Par un mémoire en défense, enregistré le 29 octobre 2021, complété le 23 mars 2023, le directeur départemental des finances publiques du Gard conclut au rejet de la requête.
Il soutient que la requête est infondée dans les moyens qu’elle soulève.
Vu les autres pièces du dossier.
Vu :
— le code général des impôts et le livre des procédures fiscales ;
— le code de justice administrative.
Les parties ont été régulièrement averties du jour de l’audience.
Ont été entendus au cours de l’audience publique :
— le rapport de M. Philippe Parisien ;
— les conclusions de Mme Wendy Lellig, rapporteure publique ;
— et les observations de Me Attali pour M. A C ainsi que de M. D pour la direction départementale des finances publiques du Gard.
Considérant ce qui suit :
1. M. C a perçu le 9 octobre 2017, conjointement avec sa sœur, co-indivisaire, une indemnité d’expropriation d’un montant de 2 417 040 euros, après avoir cédé un bien immobilier à la société d’aménagement Agate, dans le cadre de l’exercice d’un « droit de délaissement ». Il a indiqué dans l’acte de cession son intention de bénéficier des dispositions de l’article 150 U II 4° du code général des impôts (CGI), qui prévoit une exonération de l’impôt sur la plus-value immobilière sous certaines conditions. L’indemnité n’ayant pas été réinvesti dans le délai légal, le service a soumis celui-ci à l’impôt sur le revenu et aux contributions sociales. Les impositions supplémentaires correspondantes ont été mises en recouvrement le 30 août 2019, et M. C les a contestées par une réclamation du 23 mars 2021. Sa réclamation ayant été rejetée, M. C demande la décharge des cotisations supplémentaires à l’impôt sur le revenu et des prélèvements sociaux auxquels il a été assujetti au titre de l’année 2017.

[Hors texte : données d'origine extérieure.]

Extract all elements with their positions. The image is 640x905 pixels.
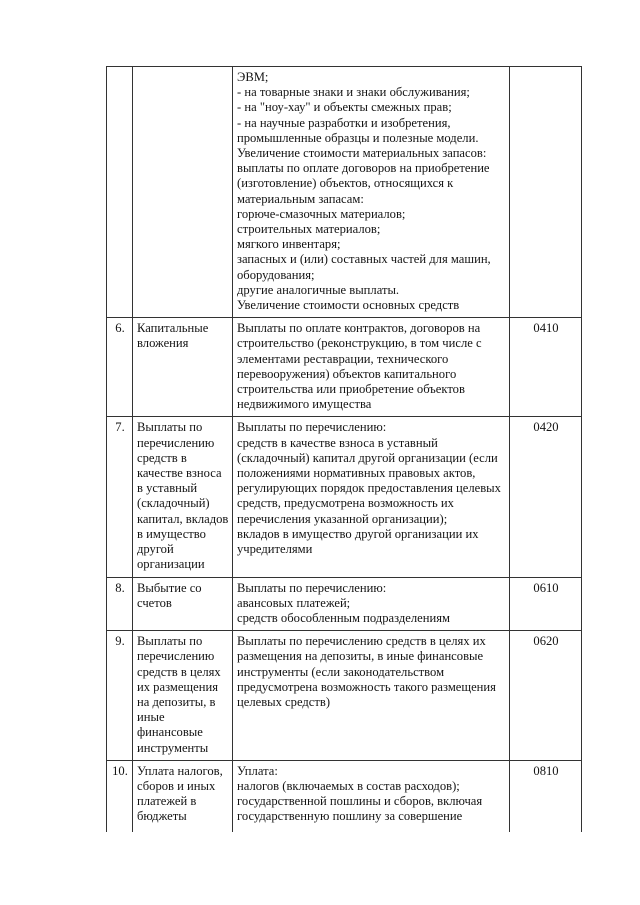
row-code: 0810 — [510, 760, 582, 832]
row-description: Выплаты по перечислению средств в целях их размещения на депозиты, в иные финансовые инструменты (если законодательством предусмотрена возможность такого размещения целевых средств) — [233, 631, 510, 761]
row-number — [107, 67, 133, 318]
row-name: Выплаты по перечислению средств в качестве взноса в уставный (складочный) капитал, вкладов в имущество другой организации — [133, 417, 233, 577]
row-number: 6. — [107, 318, 133, 417]
row-name: Выбытие со счетов — [133, 577, 233, 631]
table-row — [107, 417, 582, 577]
table-row — [107, 67, 582, 318]
row-code: 0610 — [510, 577, 582, 631]
row-number: 10. — [107, 760, 133, 832]
row-description: Выплаты по перечислению: средств в качестве взноса в уставный (складочный) капитал другой организации (если положениями нормативных правовых актов, регулирующих порядок предоставления целевых средств, предусмотрена возможность их перечисления указанной организации); вкладов в имущество другой организации их учредителями — [233, 417, 510, 577]
row-name: Уплата налогов, сборов и иных платежей в бюджеты — [133, 760, 233, 832]
row-code: 0420 — [510, 417, 582, 577]
classification-table — [106, 66, 582, 832]
row-code: 0410 — [510, 318, 582, 417]
row-number: 7. — [107, 417, 133, 577]
row-name: Капитальные вложения — [133, 318, 233, 417]
table-row — [107, 760, 582, 832]
table-row — [107, 631, 582, 761]
row-description: Выплаты по оплате контрактов, договоров на строительство (реконструкцию, в том числе с элементами реставрации, технического перевооружения) объектов капитального строительства или приобретение объектов недвижимого имущества — [233, 318, 510, 417]
row-code — [510, 67, 582, 318]
row-number: 8. — [107, 577, 133, 631]
row-description: Уплата: налогов (включаемых в состав расходов); государственной пошлины и сборов, включая государственную пошлину за совершение — [233, 760, 510, 832]
row-code: 0620 — [510, 631, 582, 761]
row-name: Выплаты по перечислению средств в целях их размещения на депозиты, в иные финансовые инструменты — [133, 631, 233, 761]
row-name — [133, 67, 233, 318]
table-row — [107, 577, 582, 631]
row-description: ЭВМ; - на товарные знаки и знаки обслуживания; - на "ноу-хау" и объекты смежных прав; - на научные разработки и изобретения, промышленные образцы и полезные модели. Увеличение стоимости материальных запасов: выплаты по оплате договоров на приобретение (изготовление) объектов, относящихся к материальным запасам: горюче-смазочных материалов; строительных материалов; мягкого инвентаря; запасных и (или) составных частей для машин, оборудования; другие аналогичные выплаты. Увеличение стоимости основных средств — [233, 67, 510, 318]
row-number: 9. — [107, 631, 133, 761]
table-row — [107, 318, 582, 417]
row-description: Выплаты по перечислению: авансовых платежей; средств обособленным подразделениям — [233, 577, 510, 631]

Sur l’exonération de la plus-value :
2. Aux termes du premier alinéa du I de l’article 150 U du code général des impôts : « Sous réserve des dispositions propres aux bénéfices industriels et commerciaux, aux bénéfices agricoles et aux bénéfices non commerciaux, les plus-values réalisées par les personnes physiques ou les sociétés ou groupements qui relèvent des articles 8 à 8 ter, lors de la cession à titre onéreux de biens immobiliers bâtis ou non bâtis ou de droits relatifs à ces biens, sont passibles de l’impôt sur le revenu dans les conditions prévues aux articles 150 V à 150 VH. ». Aux termes du II de cet article : " Les dispositions du I ne s’appliquent pas aux immeubles, aux parties d’immeubles ou aux droits relatifs à ces biens : / () 4° Pour lesquels une déclaration d’utilité publique a été prononcée en vue d’une expropriation () à condition qu’il soit procédé au remploi de l’intégralité de l’indemnité d’expropriation ou du prix de cession par l’acquisition, la construction, la reconstruction ou l’agrandissement d’un ou de plusieurs immeubles dans un délai de douze mois à compter de la date de perception de l’indemnité d’expropriation ou du prix de cession ; () ".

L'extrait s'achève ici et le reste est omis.